The plaintiffs in the underlying actions settled years ago. The claims before the state's high court related to the apportionment of liability and costs among the defendants.
In a 40-page majority opinion filed Friday, the Court affirmed the state Court of Appeals' decision on all five issues raised.
First, it held that defendant Sizzler USA Franchise Inc. is entitled to recover consequential damages for fellow defendant Excel Corporation and American Home Assurance Co.'s breach of implied warranties in the parties' meat supply contract, notwithstanding limiting language in the Continuing Guaranty.
Second, the Court ruled that Sizzler is entitled to indemnity from Excel for the entirety of Sizzler's $1.5 million advance partial payment to the Kriefall family because the payment was not voluntary and the jury found that Sizzler was 0 percent liable for the E. coli contamination.
Third, pursuant to the Hold Harmless Agreement and Guaranty/Warranty of Product, Excel is required to indemnify fellow defendant E&B Management Co., Waukesha, d/b/a Sizzler for payments E&B made to certain non-Kriefall plaintiffs in exchange for releases, it said.
However, the Court noted, Excel's obligation extends only so far as its apportioned liability, which is 80 percent.
Fourth, Excel is not required to indemnify E&B for payments that Federal Insurance Company made on E&B's behalf in settling the non-Kriefall plaintiffs' claims, it said.
Finally, notwithstanding the jury's determination that Sizzler was 0 percent responsible for the E. coli contaminated food that caused the illnesses of so many people, the Court ruled Sizzler may not recover attorney fees from Excel.
In late July and early August 2000, about 150 people became sick from ingesting food contaminated with E. coli at the two Milwaukee-area Sizzlers.
Their illnesses ranged from diarrhea and cramps to, in the case of three-year-old Brianna Kriefall, death.
According to the Mayo Clinic, Escherichia coli, or E. coli, bacteria normally live in the intestines of healthy people and animals.
Most varieties of E. coli are harmless or cause relatively brief diarrhea. But a few particularly nasty strains -- in this case, E. coli O157:H7 -- can cause severe abdominal cramps, bloody diarrhea and vomiting.
People can be exposed to E. coli from contaminated water or food, especially raw vegetables and undercooked ground beef.
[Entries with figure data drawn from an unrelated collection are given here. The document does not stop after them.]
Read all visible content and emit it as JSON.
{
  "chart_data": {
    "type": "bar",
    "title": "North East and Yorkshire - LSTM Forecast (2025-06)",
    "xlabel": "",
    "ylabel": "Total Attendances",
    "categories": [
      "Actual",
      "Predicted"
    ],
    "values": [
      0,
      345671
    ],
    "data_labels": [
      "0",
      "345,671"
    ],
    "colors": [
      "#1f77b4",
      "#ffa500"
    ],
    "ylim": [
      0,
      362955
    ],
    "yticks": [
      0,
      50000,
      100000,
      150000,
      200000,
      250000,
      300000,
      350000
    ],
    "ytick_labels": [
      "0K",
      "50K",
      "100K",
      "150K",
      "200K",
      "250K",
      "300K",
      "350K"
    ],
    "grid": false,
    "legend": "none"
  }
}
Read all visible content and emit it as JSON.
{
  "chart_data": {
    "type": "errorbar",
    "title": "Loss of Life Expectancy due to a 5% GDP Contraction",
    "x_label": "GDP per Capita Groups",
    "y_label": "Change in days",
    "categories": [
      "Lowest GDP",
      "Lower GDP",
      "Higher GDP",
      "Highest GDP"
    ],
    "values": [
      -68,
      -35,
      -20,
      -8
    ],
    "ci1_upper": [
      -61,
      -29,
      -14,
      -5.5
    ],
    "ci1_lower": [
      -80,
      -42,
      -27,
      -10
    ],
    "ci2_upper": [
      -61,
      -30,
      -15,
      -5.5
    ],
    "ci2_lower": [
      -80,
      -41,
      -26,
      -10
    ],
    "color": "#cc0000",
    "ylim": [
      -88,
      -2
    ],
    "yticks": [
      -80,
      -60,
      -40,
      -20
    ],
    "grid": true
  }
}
Healthy adults typically recover from infection with E. coli O157:H7 within a week, but young children and older adults can develop a life-threatening form of kidney failure called hemolytic uremic syndrome, or HUS.
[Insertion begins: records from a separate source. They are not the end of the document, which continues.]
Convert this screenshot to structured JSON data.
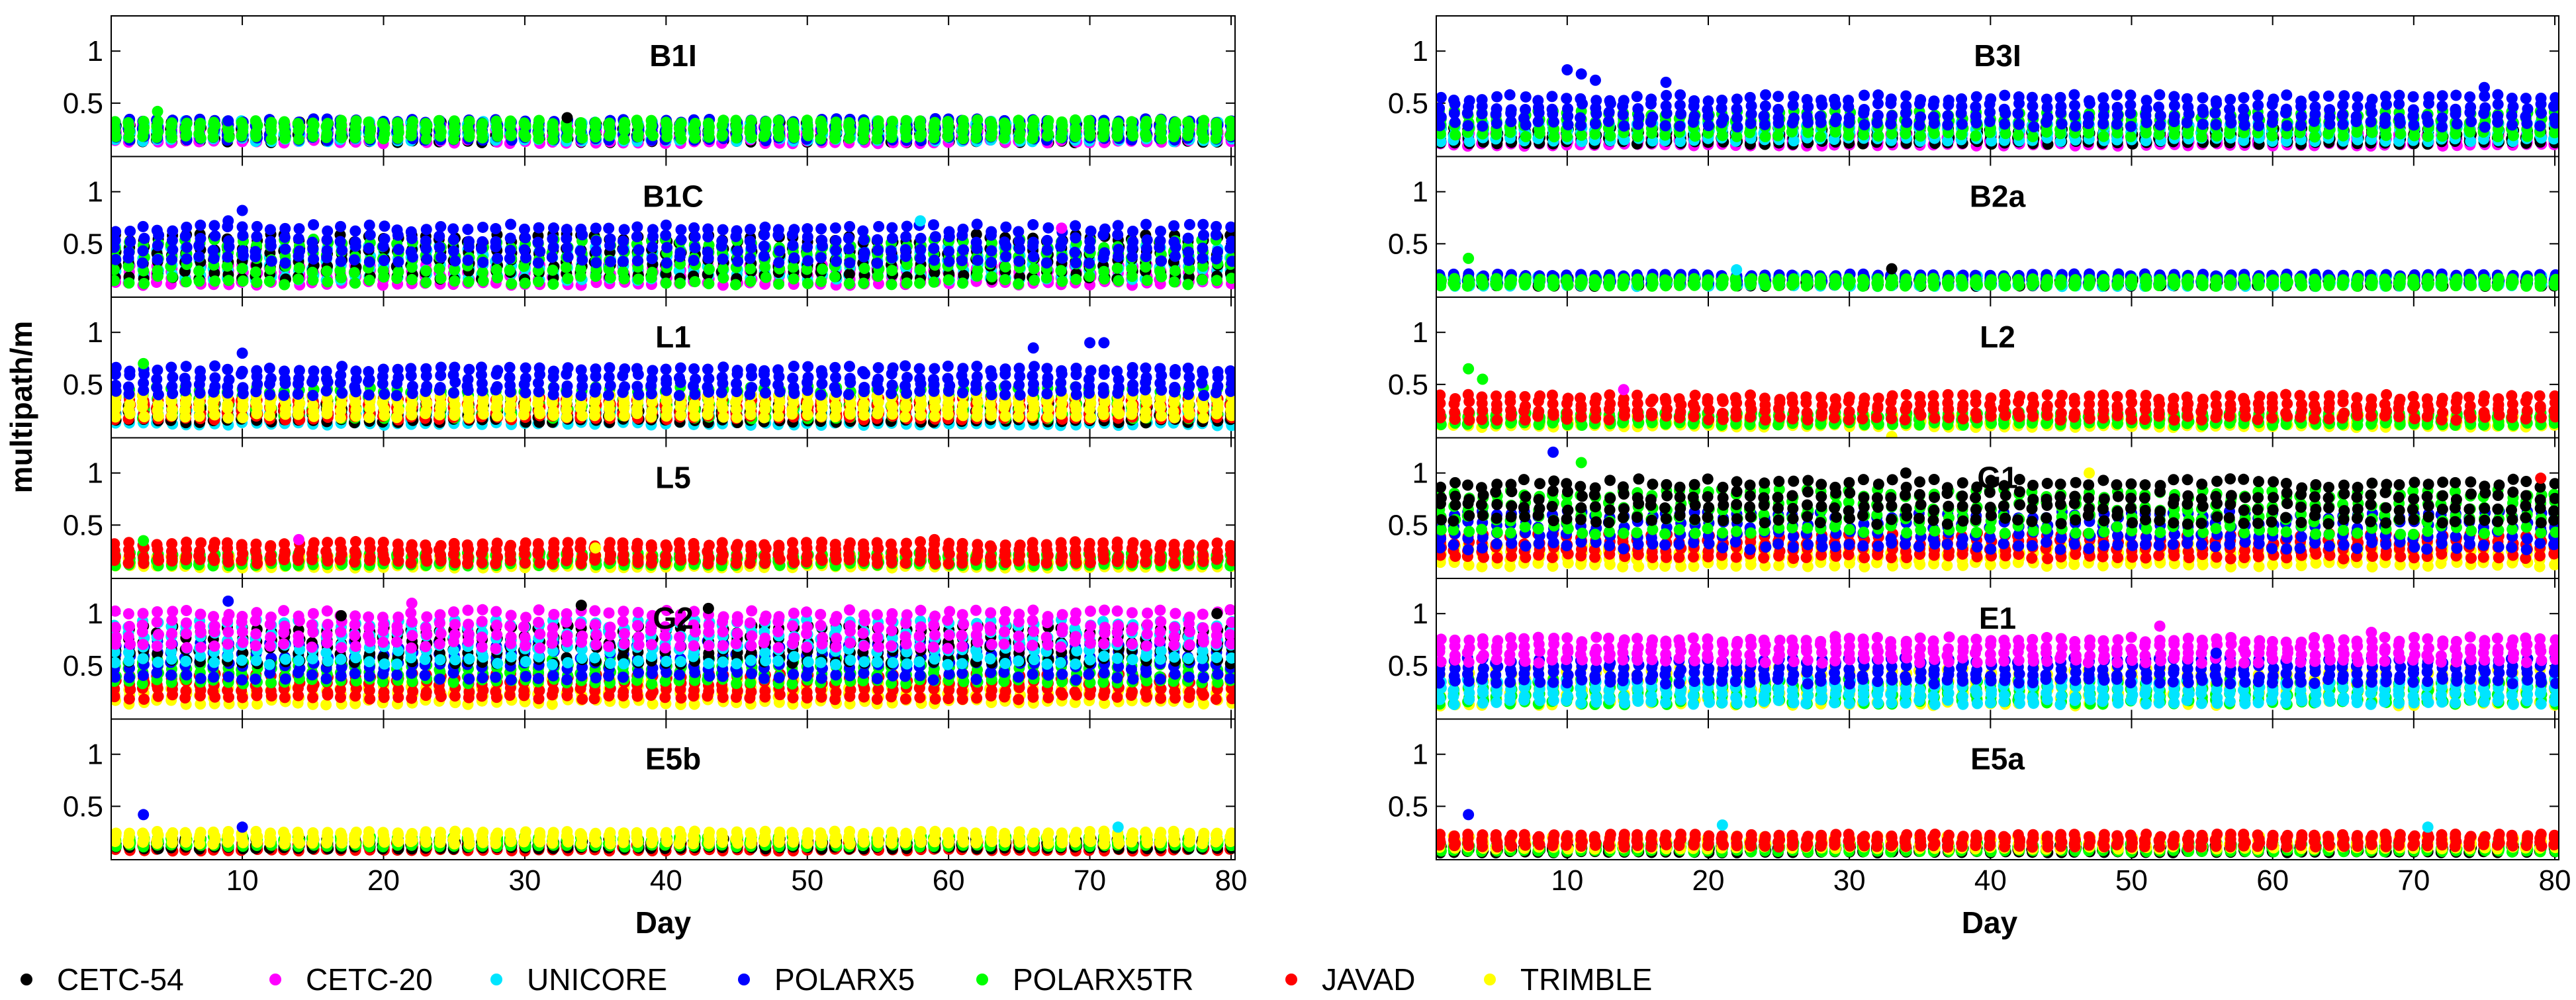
{
  "chart_data": {
    "type": "scatter",
    "ylabel": "multipath/m",
    "xlabel": "Day",
    "xlim": [
      1,
      80
    ],
    "ylim": [
      0,
      1.3
    ],
    "xticks": [
      10,
      20,
      30,
      40,
      50,
      60,
      70,
      80
    ],
    "yticks": [
      0.5,
      1
    ],
    "receivers": [
      {
        "name": "CETC-54",
        "color": "#000000"
      },
      {
        "name": "CETC-20",
        "color": "#ff00ff"
      },
      {
        "name": "UNICORE",
        "color": "#00e5ff"
      },
      {
        "name": "POLARX5",
        "color": "#0000ff"
      },
      {
        "name": "POLARX5TR",
        "color": "#00ff00"
      },
      {
        "name": "JAVAD",
        "color": "#ff0000"
      },
      {
        "name": "TRIMBLE",
        "color": "#ffff00"
      }
    ],
    "panels": [
      {
        "signal": "B1I",
        "column": "left",
        "row": 0,
        "levels": {
          "CETC-54": [
            0.14,
            0.3
          ],
          "CETC-20": [
            0.13,
            0.28
          ],
          "UNICORE": [
            0.15,
            0.31
          ],
          "POLARX5": [
            0.16,
            0.33
          ],
          "POLARX5TR": [
            0.17,
            0.32
          ]
        },
        "outliers": [
          {
            "r": "POLARX5TR",
            "x": 4,
            "y": 0.42
          },
          {
            "r": "POLARX5",
            "x": 9,
            "y": 0.33
          },
          {
            "r": "CETC-54",
            "x": 33,
            "y": 0.36
          }
        ]
      },
      {
        "signal": "B1C",
        "column": "left",
        "row": 1,
        "levels": {
          "CETC-20": [
            0.12,
            0.28
          ],
          "UNICORE": [
            0.18,
            0.45
          ],
          "CETC-54": [
            0.2,
            0.55
          ],
          "POLARX5TR": [
            0.15,
            0.5
          ],
          "POLARX5": [
            0.35,
            0.65
          ]
        },
        "outliers": [
          {
            "r": "POLARX5",
            "x": 10,
            "y": 0.82
          },
          {
            "r": "POLARX5",
            "x": 9,
            "y": 0.72
          },
          {
            "r": "UNICORE",
            "x": 58,
            "y": 0.72
          },
          {
            "r": "CETC-20",
            "x": 68,
            "y": 0.65
          }
        ]
      },
      {
        "signal": "L1",
        "column": "left",
        "row": 2,
        "levels": {
          "UNICORE": [
            0.12,
            0.25
          ],
          "CETC-54": [
            0.15,
            0.3
          ],
          "POLARX5TR": [
            0.2,
            0.45
          ],
          "JAVAD": [
            0.18,
            0.35
          ],
          "TRIMBLE": [
            0.2,
            0.38
          ],
          "POLARX5": [
            0.42,
            0.65
          ]
        },
        "outliers": [
          {
            "r": "POLARX5TR",
            "x": 3,
            "y": 0.7
          },
          {
            "r": "POLARX5",
            "x": 10,
            "y": 0.8
          },
          {
            "r": "POLARX5",
            "x": 66,
            "y": 0.85
          },
          {
            "r": "POLARX5",
            "x": 70,
            "y": 0.9
          },
          {
            "r": "POLARX5",
            "x": 71,
            "y": 0.9
          }
        ]
      },
      {
        "signal": "L5",
        "column": "left",
        "row": 3,
        "levels": {
          "TRIMBLE": [
            0.1,
            0.2
          ],
          "POLARX5TR": [
            0.12,
            0.22
          ],
          "JAVAD": [
            0.15,
            0.32
          ]
        },
        "outliers": [
          {
            "r": "POLARX5TR",
            "x": 3,
            "y": 0.35
          },
          {
            "r": "CETC-20",
            "x": 14,
            "y": 0.36
          },
          {
            "r": "JAVAD",
            "x": 59,
            "y": 0.36
          },
          {
            "r": "TRIMBLE",
            "x": 35,
            "y": 0.28
          }
        ]
      },
      {
        "signal": "G2",
        "column": "left",
        "row": 4,
        "levels": {
          "TRIMBLE": [
            0.15,
            0.35
          ],
          "JAVAD": [
            0.2,
            0.4
          ],
          "POLARX5TR": [
            0.35,
            0.55
          ],
          "POLARX5": [
            0.4,
            0.7
          ],
          "CETC-54": [
            0.55,
            0.85
          ],
          "UNICORE": [
            0.55,
            0.9
          ],
          "CETC-20": [
            0.7,
            1.0
          ]
        },
        "outliers": [
          {
            "r": "POLARX5",
            "x": 9,
            "y": 1.12
          },
          {
            "r": "CETC-20",
            "x": 22,
            "y": 1.1
          },
          {
            "r": "CETC-54",
            "x": 34,
            "y": 1.08
          },
          {
            "r": "CETC-54",
            "x": 43,
            "y": 1.05
          },
          {
            "r": "CETC-54",
            "x": 17,
            "y": 0.98
          },
          {
            "r": "CETC-54",
            "x": 79,
            "y": 1.0
          }
        ]
      },
      {
        "signal": "E5b",
        "column": "left",
        "row": 5,
        "levels": {
          "JAVAD": [
            0.08,
            0.15
          ],
          "CETC-54": [
            0.1,
            0.18
          ],
          "POLARX5TR": [
            0.12,
            0.2
          ],
          "TRIMBLE": [
            0.15,
            0.25
          ]
        },
        "outliers": [
          {
            "r": "POLARX5",
            "x": 3,
            "y": 0.42
          },
          {
            "r": "POLARX5",
            "x": 10,
            "y": 0.3
          },
          {
            "r": "UNICORE",
            "x": 72,
            "y": 0.3
          }
        ]
      },
      {
        "signal": "B3I",
        "column": "right",
        "row": 0,
        "levels": {
          "CETC-20": [
            0.1,
            0.2
          ],
          "CETC-54": [
            0.12,
            0.25
          ],
          "UNICORE": [
            0.15,
            0.3
          ],
          "POLARX5TR": [
            0.2,
            0.4
          ],
          "POLARX5": [
            0.3,
            0.55
          ]
        },
        "outliers": [
          {
            "r": "POLARX5",
            "x": 10,
            "y": 0.82
          },
          {
            "r": "POLARX5",
            "x": 11,
            "y": 0.78
          },
          {
            "r": "POLARX5",
            "x": 12,
            "y": 0.72
          },
          {
            "r": "POLARX5",
            "x": 17,
            "y": 0.7
          },
          {
            "r": "POLARX5",
            "x": 75,
            "y": 0.65
          }
        ]
      },
      {
        "signal": "B2a",
        "column": "right",
        "row": 1,
        "levels": {
          "CETC-54": [
            0.1,
            0.17
          ],
          "UNICORE": [
            0.1,
            0.18
          ],
          "POLARX5": [
            0.12,
            0.2
          ],
          "POLARX5TR": [
            0.1,
            0.16
          ]
        },
        "outliers": [
          {
            "r": "POLARX5TR",
            "x": 3,
            "y": 0.36
          },
          {
            "r": "UNICORE",
            "x": 22,
            "y": 0.25
          },
          {
            "r": "CETC-54",
            "x": 33,
            "y": 0.26
          }
        ]
      },
      {
        "signal": "L2",
        "column": "right",
        "row": 2,
        "levels": {
          "TRIMBLE": [
            0.1,
            0.2
          ],
          "POLARX5TR": [
            0.12,
            0.22
          ],
          "JAVAD": [
            0.18,
            0.38
          ]
        },
        "outliers": [
          {
            "r": "POLARX5TR",
            "x": 3,
            "y": 0.65
          },
          {
            "r": "POLARX5TR",
            "x": 4,
            "y": 0.55
          },
          {
            "r": "CETC-20",
            "x": 14,
            "y": 0.45
          },
          {
            "r": "TRIMBLE",
            "x": 33,
            "y": 0.0
          }
        ]
      },
      {
        "signal": "G1",
        "column": "right",
        "row": 3,
        "levels": {
          "TRIMBLE": [
            0.12,
            0.3
          ],
          "JAVAD": [
            0.2,
            0.4
          ],
          "POLARX5": [
            0.3,
            0.6
          ],
          "POLARX5TR": [
            0.45,
            0.8
          ],
          "CETC-54": [
            0.55,
            0.9
          ]
        },
        "outliers": [
          {
            "r": "POLARX5",
            "x": 9,
            "y": 1.2
          },
          {
            "r": "POLARX5TR",
            "x": 11,
            "y": 1.1
          },
          {
            "r": "CETC-54",
            "x": 34,
            "y": 1.0
          },
          {
            "r": "TRIMBLE",
            "x": 47,
            "y": 1.0
          },
          {
            "r": "JAVAD",
            "x": 79,
            "y": 0.95
          }
        ]
      },
      {
        "signal": "E1",
        "column": "right",
        "row": 4,
        "levels": {
          "TRIMBLE": [
            0.15,
            0.45
          ],
          "POLARX5TR": [
            0.15,
            0.35
          ],
          "UNICORE": [
            0.15,
            0.35
          ],
          "POLARX5": [
            0.35,
            0.55
          ],
          "CETC-20": [
            0.55,
            0.75
          ]
        },
        "outliers": [
          {
            "r": "CETC-20",
            "x": 52,
            "y": 0.88
          },
          {
            "r": "CETC-20",
            "x": 67,
            "y": 0.82
          },
          {
            "r": "CETC-20",
            "x": 29,
            "y": 0.78
          },
          {
            "r": "POLARX5",
            "x": 56,
            "y": 0.62
          }
        ]
      },
      {
        "signal": "E5a",
        "column": "right",
        "row": 5,
        "levels": {
          "CETC-54": [
            0.06,
            0.12
          ],
          "POLARX5TR": [
            0.07,
            0.14
          ],
          "TRIMBLE": [
            0.1,
            0.2
          ],
          "JAVAD": [
            0.12,
            0.22
          ]
        },
        "outliers": [
          {
            "r": "POLARX5",
            "x": 3,
            "y": 0.42
          },
          {
            "r": "UNICORE",
            "x": 21,
            "y": 0.32
          },
          {
            "r": "UNICORE",
            "x": 71,
            "y": 0.3
          }
        ]
      }
    ]
  }
}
In the cases at issue, Excel processed and distributed the contaminated meat that was the source of the E. coli pathogens.
The company's role was confirmed by tests of sealed packages of its tri-tip beef that had been shipped to Sizzler restaurants. Also, Excel eventually stipulated to its meat having been the source of the bacteria.
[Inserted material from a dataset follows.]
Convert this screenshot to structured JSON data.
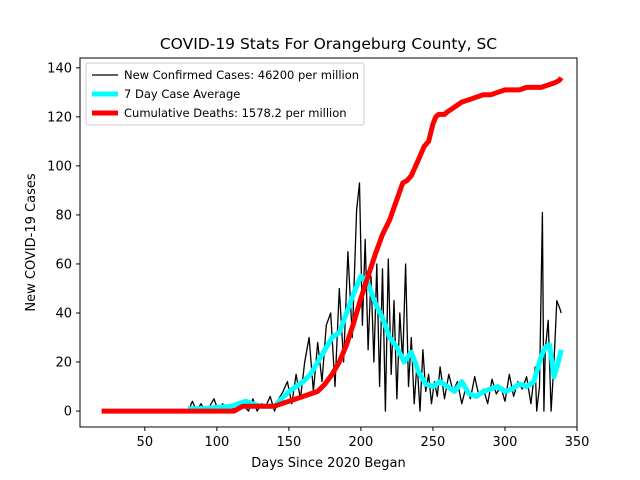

Excel's contaminated meat was distributed to Sizzler franchisees, including E&B, which operated the two Milwaukee-area restaurants.
E. coli contamination occurred at both of E&B's restaurants, although the Wisconsin Department of Health and Family Services classified the two outbreaks as separate occurrences, caused by different food handling errors.
Many of those sickened by the contamination asserted claims against Excel, Sizzler, E&B, E&B's shareholders and Sysco Food Services of Eastern Wisconsin, the local distributor for Excel's meats.
The claims included negligence, strict liability, and breaches of implied warranties of merchantability and fitness.
The plaintiffs' claims were broadly classified into two groups. One group, the Kriefall plaintiffs, includes Brianna Kriefall's estate and Brianna's mother, father and brother.
The plaintiffs in the second group, referred to collectively as the "non-Kriefall plaintiffs," proceeded separately and were subject to different settlement proceedings than the Kriefall plaintiffs.
Prior to trial, the Kriefall plaintiffs settled with Excel, E&B, Sizzler and their insurers.
They received $10.5 million, including $8.5 million in settlement of claims against Excel, and $2 million in settlement of claims against E&B and Sizzler. Excel paid the entire $10.5 million amount.
The 138 non-Kriefall plaintiffs also settled their claims. The plaintiffs received differing amounts, depending on the severity of their injuries.